Montenegro clashes ahead of Orthodox leader's inauguration

Protesters clashed with police Saturday in the southern Montenegrin city of Cetinje as ethnic  tensions rose a day ahead of the inauguration of the new head of the Serbian Orthodox Church in the tiny Balkans nation.

Hundreds of protesters forced their way past police cordons on the outskirts of Cetinje and put up barricades blocking access to the historic city, once the royal capital, an AFP correspondent reported.

Demonstrators shouted “This is not Serbia!” and “Long live Montenegro!” on the main road linking Cetinje to the capital Podgorica. 

By Saturday evening, all roads into the city had been blocked.

Police and special forces were deployed around the monastery itself, but have not for the moment intervened.

Sunday’s enthronement of the new Metropolitan of Montenegro Joanikije has exacerbated ethnic tensions in this country, which broke away from Serbia in 2006.

Nearly a third of Montenegro’s 620,000 population identifies as Serb and some even refuse to acknowledge Montenegro’s independence.

While the Serbian Orthodox Church (SPC) is the dominant religion in Montenegro, critics accuse it of serving the interests of Belgrade.

The government that assumed power at the end of the 2020, is accused by its critics of being too close to the church.

Thousands protested last December when it amended a controversial law that had aimed to make hundreds of Serbian Orthodox monasteries Montenegrin state property.

Montenegro’s President Milo Djukanovic, whose party passed the original law, had been eager to curb the SPC’s clout in Montenegro and build up an independent Orthodox church.
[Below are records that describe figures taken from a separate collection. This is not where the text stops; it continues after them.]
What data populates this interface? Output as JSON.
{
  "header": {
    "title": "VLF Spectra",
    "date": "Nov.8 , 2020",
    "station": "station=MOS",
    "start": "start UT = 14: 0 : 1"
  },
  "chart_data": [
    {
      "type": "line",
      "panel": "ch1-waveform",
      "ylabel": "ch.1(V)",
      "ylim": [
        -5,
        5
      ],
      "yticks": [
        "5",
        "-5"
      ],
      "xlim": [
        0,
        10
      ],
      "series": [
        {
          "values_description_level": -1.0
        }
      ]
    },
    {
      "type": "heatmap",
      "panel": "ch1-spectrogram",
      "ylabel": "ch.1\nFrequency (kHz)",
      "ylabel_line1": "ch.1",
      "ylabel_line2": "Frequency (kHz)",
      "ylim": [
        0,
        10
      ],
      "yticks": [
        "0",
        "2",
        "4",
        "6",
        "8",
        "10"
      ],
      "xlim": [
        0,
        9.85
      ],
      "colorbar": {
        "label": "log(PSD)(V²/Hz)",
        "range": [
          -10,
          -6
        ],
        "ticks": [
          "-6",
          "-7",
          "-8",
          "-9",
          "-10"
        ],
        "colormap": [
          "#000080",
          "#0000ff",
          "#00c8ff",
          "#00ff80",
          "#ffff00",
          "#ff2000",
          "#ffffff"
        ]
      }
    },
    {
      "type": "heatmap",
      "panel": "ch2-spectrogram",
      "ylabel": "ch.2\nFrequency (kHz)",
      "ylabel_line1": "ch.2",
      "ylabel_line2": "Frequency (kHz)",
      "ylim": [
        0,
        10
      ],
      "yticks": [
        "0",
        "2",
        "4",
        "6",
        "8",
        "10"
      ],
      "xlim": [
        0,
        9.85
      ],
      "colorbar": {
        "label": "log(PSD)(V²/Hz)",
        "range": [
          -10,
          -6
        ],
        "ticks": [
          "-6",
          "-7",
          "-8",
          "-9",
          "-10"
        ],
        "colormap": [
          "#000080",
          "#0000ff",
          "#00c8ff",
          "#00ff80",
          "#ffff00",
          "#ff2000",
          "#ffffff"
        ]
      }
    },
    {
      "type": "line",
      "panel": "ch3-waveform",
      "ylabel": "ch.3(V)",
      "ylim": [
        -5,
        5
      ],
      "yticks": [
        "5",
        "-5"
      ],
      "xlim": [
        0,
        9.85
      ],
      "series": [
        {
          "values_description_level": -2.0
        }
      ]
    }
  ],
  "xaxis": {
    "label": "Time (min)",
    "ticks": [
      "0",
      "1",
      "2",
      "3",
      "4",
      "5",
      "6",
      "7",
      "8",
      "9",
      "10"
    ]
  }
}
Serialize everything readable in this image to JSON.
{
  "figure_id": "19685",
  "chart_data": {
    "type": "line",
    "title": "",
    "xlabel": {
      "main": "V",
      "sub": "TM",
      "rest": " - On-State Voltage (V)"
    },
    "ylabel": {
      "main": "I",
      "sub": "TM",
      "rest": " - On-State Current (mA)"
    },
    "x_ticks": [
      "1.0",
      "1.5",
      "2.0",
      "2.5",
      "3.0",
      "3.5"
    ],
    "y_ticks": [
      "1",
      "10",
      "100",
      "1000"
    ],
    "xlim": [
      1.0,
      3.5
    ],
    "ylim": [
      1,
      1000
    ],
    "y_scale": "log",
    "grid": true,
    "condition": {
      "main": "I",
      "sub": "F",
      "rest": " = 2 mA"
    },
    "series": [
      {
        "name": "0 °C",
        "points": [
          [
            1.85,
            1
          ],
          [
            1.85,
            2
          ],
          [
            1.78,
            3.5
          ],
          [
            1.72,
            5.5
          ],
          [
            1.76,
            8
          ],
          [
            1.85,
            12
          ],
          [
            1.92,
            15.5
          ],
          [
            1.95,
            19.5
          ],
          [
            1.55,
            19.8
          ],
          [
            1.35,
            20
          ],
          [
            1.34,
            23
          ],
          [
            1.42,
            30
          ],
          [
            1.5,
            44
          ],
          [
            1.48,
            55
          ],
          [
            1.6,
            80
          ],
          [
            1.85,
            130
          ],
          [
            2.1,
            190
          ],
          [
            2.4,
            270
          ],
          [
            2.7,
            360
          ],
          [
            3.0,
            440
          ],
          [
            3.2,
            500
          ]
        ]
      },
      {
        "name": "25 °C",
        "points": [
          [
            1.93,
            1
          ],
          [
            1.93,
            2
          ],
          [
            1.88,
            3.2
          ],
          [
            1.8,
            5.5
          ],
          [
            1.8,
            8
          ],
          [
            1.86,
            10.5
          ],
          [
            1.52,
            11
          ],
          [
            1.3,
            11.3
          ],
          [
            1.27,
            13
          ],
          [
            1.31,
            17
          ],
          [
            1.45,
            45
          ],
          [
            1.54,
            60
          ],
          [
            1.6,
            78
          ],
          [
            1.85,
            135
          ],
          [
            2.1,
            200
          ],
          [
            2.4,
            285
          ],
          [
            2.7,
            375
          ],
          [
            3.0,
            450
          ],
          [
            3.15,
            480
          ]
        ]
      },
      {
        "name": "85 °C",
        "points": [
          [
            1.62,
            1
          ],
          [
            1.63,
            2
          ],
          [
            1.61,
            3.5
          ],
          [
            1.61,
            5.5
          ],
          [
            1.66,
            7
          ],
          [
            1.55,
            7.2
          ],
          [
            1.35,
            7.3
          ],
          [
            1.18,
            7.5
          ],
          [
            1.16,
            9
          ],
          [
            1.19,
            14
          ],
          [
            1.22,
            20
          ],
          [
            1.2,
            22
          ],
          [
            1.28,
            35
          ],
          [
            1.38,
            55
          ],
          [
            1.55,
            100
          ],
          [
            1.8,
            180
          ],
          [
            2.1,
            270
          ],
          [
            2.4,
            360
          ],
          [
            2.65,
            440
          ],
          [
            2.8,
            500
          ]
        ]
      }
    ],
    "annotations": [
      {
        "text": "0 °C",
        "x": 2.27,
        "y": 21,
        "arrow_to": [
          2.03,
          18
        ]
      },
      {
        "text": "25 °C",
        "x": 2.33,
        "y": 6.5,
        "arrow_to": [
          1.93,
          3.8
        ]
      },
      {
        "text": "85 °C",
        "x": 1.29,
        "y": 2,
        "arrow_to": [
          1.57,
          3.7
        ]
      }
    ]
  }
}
But in August 2020 elections his Democratic Party of Socialists (DPS) lost — for the first time in three decades — to an opposition bloc led by SPC allies.

The latest protests were called by a number of organisations as well as the DPS.

President Djukanovic himself arrived at the city on Saturday evening, having earlier announced that he would join the protests against the ceremony.

Prime Minister Zdravko Krivokapic, who is close to the SPC, has accused Djukanovic of having deliberately stocked the recent tensions.

Metropolitan Joanikije was named to his new post in May, after the death of his predecessor Metropolitan Amfilohije from Covid-19. He had run the church in Montenegro since 1990.